About 20 minutes into the movie it started to feel familiar, although I knew I’d never seen it. I realized I’d read the novella a couple of years ago, and I remembered the story. As often happens, King’s story was better in writing than it was on the screen. The wife’s character was flat, too sweet and nice, bland. Although we’re seeing a lot of the action through her point of view, we’re not in her head like the reader is in the novella. The explanation the husband gives for why he has this second bad person living in him who makes him do horrible things to women doesn’t ring true in the movie, although it did in the book. He simply has no clear motivation for his heinous crimes, and until she finds the evidence that he’s the killer, he’s given no indication that he’s a vicious sociopath. None. Zero. These people collect coins for fun. That’s how they spend their Saturday nights. Surely the guy must have kicked a puppy or made a rude comment about a woman in a short skirt or done something to indicate he wasn’t simply a boring family man.

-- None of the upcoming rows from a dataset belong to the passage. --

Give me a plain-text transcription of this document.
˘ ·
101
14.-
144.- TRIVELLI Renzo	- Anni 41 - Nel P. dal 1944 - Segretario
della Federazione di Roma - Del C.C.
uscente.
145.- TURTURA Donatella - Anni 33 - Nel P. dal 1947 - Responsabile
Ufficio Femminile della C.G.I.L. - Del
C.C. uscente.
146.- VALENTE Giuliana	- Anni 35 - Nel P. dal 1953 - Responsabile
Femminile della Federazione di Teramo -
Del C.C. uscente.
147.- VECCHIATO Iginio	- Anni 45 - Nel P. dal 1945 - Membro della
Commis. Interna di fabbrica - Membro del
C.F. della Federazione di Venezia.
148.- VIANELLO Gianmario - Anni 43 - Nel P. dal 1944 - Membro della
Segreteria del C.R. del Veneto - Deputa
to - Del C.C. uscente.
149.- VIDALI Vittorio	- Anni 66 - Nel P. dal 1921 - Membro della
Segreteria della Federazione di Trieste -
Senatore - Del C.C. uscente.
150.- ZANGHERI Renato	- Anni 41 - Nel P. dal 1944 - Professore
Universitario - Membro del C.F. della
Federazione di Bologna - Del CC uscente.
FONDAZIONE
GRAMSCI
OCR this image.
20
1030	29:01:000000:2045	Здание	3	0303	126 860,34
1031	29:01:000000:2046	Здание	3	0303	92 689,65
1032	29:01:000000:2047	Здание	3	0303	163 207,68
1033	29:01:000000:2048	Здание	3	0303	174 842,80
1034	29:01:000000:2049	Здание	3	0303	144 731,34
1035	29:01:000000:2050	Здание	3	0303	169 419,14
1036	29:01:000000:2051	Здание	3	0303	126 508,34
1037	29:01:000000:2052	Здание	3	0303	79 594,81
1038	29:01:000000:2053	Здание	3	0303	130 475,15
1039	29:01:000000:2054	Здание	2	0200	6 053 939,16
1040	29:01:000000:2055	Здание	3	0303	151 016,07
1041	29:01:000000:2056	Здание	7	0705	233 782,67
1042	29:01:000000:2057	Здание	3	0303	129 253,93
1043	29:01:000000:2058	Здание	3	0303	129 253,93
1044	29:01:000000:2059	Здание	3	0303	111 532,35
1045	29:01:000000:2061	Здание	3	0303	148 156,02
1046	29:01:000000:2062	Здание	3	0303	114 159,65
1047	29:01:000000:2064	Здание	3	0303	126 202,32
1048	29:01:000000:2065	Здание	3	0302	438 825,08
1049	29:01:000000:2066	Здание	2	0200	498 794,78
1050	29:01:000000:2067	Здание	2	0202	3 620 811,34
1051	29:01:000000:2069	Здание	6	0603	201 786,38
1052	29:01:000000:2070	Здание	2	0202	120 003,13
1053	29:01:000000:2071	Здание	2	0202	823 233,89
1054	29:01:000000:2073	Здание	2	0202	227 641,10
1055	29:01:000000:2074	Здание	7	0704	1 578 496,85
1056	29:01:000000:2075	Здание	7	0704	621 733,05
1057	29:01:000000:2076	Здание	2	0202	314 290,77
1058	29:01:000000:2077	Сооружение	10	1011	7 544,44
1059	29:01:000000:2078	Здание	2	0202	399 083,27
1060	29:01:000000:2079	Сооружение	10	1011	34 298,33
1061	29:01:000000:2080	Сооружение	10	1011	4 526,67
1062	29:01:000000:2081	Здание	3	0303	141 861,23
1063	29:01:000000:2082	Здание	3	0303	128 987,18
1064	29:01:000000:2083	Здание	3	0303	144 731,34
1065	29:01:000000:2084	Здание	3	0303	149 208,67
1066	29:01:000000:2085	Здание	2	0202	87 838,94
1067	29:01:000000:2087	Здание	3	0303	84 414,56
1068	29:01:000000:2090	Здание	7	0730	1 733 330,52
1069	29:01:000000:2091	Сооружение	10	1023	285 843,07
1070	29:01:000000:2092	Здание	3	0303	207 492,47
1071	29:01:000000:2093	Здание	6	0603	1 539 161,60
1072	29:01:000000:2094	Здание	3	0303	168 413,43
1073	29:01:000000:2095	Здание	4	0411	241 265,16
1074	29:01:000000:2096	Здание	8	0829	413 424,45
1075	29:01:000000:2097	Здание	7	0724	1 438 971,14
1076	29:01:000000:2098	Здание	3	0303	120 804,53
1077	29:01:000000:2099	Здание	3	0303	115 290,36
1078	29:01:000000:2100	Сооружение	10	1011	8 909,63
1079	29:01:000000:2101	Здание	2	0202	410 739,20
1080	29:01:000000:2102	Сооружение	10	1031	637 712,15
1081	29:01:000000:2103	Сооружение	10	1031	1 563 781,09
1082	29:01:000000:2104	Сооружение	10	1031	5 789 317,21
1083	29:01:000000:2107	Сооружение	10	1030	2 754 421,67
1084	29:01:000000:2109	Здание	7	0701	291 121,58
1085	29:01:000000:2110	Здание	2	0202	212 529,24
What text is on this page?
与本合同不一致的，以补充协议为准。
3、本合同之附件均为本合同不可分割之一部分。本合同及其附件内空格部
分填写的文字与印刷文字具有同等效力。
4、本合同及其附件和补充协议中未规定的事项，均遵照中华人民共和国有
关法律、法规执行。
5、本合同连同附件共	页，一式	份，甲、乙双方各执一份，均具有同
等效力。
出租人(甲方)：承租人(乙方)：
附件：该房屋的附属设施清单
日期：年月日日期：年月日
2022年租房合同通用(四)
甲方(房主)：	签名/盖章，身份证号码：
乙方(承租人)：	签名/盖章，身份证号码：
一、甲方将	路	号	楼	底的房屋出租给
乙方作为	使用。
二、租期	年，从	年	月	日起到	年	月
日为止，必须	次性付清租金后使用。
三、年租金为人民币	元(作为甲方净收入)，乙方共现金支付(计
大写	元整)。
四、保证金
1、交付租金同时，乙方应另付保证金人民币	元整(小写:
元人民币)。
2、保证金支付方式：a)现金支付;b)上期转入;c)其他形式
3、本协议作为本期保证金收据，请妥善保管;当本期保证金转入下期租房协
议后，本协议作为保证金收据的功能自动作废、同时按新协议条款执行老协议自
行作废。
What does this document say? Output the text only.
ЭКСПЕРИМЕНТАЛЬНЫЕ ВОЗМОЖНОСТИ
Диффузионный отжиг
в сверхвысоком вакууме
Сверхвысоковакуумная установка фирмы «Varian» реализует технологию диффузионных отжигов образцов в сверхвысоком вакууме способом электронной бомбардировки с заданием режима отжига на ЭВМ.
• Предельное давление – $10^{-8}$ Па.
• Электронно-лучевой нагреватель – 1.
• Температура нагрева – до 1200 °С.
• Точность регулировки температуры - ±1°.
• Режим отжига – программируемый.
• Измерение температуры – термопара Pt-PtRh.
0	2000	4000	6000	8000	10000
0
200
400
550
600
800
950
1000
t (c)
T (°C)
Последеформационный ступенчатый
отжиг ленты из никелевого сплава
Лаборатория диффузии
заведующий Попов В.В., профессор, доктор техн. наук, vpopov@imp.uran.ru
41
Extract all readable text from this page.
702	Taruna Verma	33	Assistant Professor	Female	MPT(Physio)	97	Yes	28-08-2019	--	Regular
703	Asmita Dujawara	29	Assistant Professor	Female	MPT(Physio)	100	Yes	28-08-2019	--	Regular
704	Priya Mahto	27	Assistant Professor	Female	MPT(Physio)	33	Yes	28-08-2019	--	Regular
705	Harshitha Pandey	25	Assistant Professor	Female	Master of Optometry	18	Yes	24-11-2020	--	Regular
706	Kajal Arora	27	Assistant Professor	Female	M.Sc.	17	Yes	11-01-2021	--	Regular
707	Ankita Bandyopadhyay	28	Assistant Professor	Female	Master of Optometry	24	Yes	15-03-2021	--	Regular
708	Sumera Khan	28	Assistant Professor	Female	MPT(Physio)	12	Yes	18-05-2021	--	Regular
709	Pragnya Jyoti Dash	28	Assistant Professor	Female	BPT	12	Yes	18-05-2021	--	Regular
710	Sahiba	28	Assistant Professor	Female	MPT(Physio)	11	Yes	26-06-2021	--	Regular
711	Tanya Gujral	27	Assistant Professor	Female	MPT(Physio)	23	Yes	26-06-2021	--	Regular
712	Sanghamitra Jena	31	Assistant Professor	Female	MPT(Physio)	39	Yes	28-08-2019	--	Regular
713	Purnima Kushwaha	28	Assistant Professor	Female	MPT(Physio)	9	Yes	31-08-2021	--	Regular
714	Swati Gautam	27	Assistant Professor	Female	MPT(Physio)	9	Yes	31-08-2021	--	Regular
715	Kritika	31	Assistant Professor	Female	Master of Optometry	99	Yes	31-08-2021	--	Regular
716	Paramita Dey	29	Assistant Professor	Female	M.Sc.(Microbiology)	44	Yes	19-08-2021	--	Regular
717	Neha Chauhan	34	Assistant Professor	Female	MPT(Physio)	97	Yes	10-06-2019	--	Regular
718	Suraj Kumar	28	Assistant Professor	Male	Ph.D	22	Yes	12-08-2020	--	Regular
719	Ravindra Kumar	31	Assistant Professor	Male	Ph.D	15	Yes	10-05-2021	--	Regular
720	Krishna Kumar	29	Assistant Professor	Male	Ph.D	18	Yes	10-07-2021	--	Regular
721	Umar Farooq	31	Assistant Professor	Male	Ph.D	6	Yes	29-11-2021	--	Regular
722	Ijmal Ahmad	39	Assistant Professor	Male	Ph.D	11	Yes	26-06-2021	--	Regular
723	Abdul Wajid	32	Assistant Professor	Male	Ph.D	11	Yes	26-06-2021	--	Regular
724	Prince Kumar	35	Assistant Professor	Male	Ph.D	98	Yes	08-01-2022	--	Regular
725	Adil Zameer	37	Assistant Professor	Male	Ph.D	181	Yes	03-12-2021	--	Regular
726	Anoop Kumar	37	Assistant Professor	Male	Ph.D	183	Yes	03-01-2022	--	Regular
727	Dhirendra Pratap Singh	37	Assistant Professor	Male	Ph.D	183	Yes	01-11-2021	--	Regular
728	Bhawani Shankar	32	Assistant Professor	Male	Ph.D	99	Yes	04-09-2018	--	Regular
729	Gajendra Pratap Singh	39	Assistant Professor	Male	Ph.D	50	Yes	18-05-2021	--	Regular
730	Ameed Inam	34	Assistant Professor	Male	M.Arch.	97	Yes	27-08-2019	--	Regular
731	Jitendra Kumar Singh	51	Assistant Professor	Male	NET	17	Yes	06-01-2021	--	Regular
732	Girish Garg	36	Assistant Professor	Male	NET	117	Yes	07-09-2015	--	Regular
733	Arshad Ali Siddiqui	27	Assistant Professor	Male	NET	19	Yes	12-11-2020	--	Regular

So I finished watching it, and I gave it 2 stars. I may have been generous because of Stephen King’s name on it. It reminded me of something I’ve often thought about King’s books. He’s a fantastic writer. A master at the craft. I’m not a fan of horror, but I read him because his skills amaze me. I want to learn from him. But the fact is, his stories — the underlying concept, which we’ve talked about — aren’t very good. If you stripped them of his writing skills, they wouldn’t sell. And his endings are collectively some of the worst I’ve ever read.
And yet I continue to read his books, because he knows how to write tension like nobody else. And his characters are well fleshed out, interesting, unique. They just don’t tend to stand up in his screenplays.
It’s something to know, as a writer. Your story doesn’t have to be that great if you’re a great story-teller, and you’ve honed your skills through hours and hours of writing and revisions, and you’ve learned a lot about people so you can build full-blooded characters.
Even if you like horror, I don’t recommend this movie. The only thing that’s horrible is the movie itself.